UPDATE 2: How do I [18F] stop my mom's boyfriend [51F] from making me feel uncomfortable?

There is a light at the end of the tunnel! You are finding out how strong you are. Don’t be afraid to talk to the police. If at the end of telling your story you don’t want anything to happen then nothing will happen. It’s your choice to make an issue of it or not but getting their feedback will most certainly help you feel better about the situation. Your situation is fucked. Your mom is fucked up. She has made bad choices for you and herself. That is not your fault. You made the best of your fucked up situation and got out. I am sooooo proud of you. You weren’t afraid to talk to others; you didn’t sit back and let yourself be a victim.

I was in your situation but didn’t stop it in time. I was 14 when my mom’s bf started with the comments and touching. I was always silent and scared stiff while he did it but then it escalated to a breaking point and I screamed no that I would not be touched by him anymore.
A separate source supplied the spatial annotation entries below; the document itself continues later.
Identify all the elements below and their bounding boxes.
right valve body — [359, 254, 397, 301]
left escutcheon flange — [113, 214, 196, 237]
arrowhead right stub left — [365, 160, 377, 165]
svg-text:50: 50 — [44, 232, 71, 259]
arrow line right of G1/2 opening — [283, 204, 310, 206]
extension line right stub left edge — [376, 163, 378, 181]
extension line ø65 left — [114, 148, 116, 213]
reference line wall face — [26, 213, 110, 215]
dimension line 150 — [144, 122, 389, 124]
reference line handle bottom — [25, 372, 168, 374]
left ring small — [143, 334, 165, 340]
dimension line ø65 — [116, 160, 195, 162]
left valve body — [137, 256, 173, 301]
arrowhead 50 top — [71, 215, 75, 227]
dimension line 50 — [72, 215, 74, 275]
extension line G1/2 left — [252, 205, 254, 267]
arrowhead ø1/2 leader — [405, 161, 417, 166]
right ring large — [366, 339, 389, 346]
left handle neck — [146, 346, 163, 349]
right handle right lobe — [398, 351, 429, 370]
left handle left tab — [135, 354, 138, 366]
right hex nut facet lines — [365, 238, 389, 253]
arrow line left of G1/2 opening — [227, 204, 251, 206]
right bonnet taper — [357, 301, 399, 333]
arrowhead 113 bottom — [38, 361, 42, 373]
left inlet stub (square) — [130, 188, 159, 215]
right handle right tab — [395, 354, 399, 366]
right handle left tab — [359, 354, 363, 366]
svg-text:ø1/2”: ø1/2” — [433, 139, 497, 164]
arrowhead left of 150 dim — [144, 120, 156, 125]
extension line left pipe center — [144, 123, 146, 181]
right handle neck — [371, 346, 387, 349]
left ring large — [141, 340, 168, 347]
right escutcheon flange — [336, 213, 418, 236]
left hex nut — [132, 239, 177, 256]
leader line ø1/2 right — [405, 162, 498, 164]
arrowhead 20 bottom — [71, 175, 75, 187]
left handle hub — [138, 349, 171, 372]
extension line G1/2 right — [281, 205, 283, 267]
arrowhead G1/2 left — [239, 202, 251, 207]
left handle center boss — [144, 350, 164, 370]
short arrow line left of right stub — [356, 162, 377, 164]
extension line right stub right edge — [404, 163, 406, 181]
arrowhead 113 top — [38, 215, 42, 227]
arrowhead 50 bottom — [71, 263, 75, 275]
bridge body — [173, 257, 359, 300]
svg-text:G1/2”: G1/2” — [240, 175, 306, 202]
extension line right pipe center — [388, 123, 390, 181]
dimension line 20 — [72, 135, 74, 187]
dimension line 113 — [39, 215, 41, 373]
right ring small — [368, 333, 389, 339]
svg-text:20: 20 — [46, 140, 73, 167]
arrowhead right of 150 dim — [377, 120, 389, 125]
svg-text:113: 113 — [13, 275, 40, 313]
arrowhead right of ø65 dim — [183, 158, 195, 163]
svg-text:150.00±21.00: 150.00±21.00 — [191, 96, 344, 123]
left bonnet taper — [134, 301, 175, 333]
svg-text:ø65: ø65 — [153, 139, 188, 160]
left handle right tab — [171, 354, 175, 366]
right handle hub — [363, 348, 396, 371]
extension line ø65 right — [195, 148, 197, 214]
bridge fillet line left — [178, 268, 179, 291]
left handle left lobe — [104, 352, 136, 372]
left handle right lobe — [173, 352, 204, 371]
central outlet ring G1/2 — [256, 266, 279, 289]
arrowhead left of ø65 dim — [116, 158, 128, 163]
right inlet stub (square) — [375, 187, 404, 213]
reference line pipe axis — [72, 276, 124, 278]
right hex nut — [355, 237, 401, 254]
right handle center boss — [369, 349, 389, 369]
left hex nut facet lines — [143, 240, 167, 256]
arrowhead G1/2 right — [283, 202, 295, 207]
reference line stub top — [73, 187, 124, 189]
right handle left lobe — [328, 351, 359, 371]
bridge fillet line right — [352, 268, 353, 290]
A few years pass and he apologizes and offers to tell my mom about it because I was obviously still troubled by what had happened. (My mother had been ignoring all of my fucked up behavior/acting out. I literally had panic attacks if he was alone w/ me) He tells my mom he touched me (downplaying the sexual nature, of course) and my mother takes his side. Told me I was blowing everything out of proportion and worse that I probably baited him into doing it.

Moms don’t always make the right choice. Moms don’t always choose their daughters. My mother ended up marrying that man and tried to come crying to me when they divorced 5 years later because he was cheating on her.

You are a remarkable human being who realized that she didn’t deserve to be treated like shit. You are strong. You are beautiful. You are so fucking courageous and I am proud of you. The shelter sucks-I’m sorry about that. But it’s not as bad as losing your innocence. It is not as bad as letting that man own you. It’s not as bad as letting your mother be your fucking pimp. She’s serving you up to him on a fucking silver platter. YOU DESERVE BETTER!!! You will make better choices than she ever did. This is day one. This is the starting point. Life on your own is tough and I hope that you have other family members who may be able to help you. I was able to move in with my grandfather, couchsurf after he died, and am just now in my own place. It is the best and most liberating feeling to feel safe in your own home! You will get there! Let me know if you ever need to talk!